Aimbot stood a distance from the scene, without any line of sight on the target. But for his current payload, it wouldn't matter.
He gently tossed a paper plane into the wind, where it flew with unerring accuracy at a surprisingly high speed, passing through wall next to Jupiter, or rather cutting through it with practically no resistance.
He caught the motion through the corner of his eye, turned to yell something, but the paper plane flew sedately right for him.
He tried to slap it out of the air, and did so successfully, sending it bouncing off the ground to a stop, the edges cutting thin gashes.
He didn't have time to yell out in pain as his forearm detached at the elbow, dropping to the ground in a spray of blood, detonator still in its clutches.
He screamed, summoning a massive blast of wind that collapsed the ruined wall, knocking people away flying, but Emily and Brass surged forth, grabbing him.
On cue, Alan grabbed the ruined arm, and apparated away, tossing it safely into the sea well outside the danger zone.

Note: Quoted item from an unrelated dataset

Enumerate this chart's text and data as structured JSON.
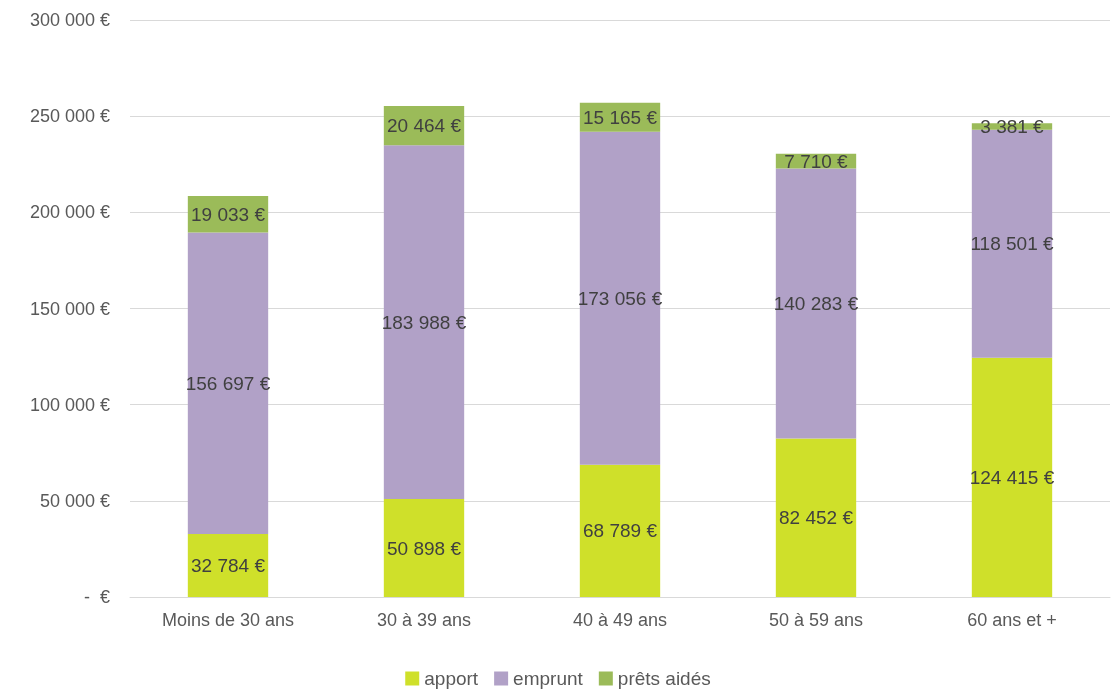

Jupiter struggled in their restraint, drawing on his power. A waterspout surged out of the ocean, careening towards the rig, and a bolt of lightning slammed into the structure, but thankfully was harmlessly grounded by Brass.
He screamed obscenities right up till the point where Alia, now unrolled, stepped behind him and stabbed him in the neck with a sedative.
The unnatural waterspout dissipated, and I sagged back into my seat, wiping sweat away from my brow.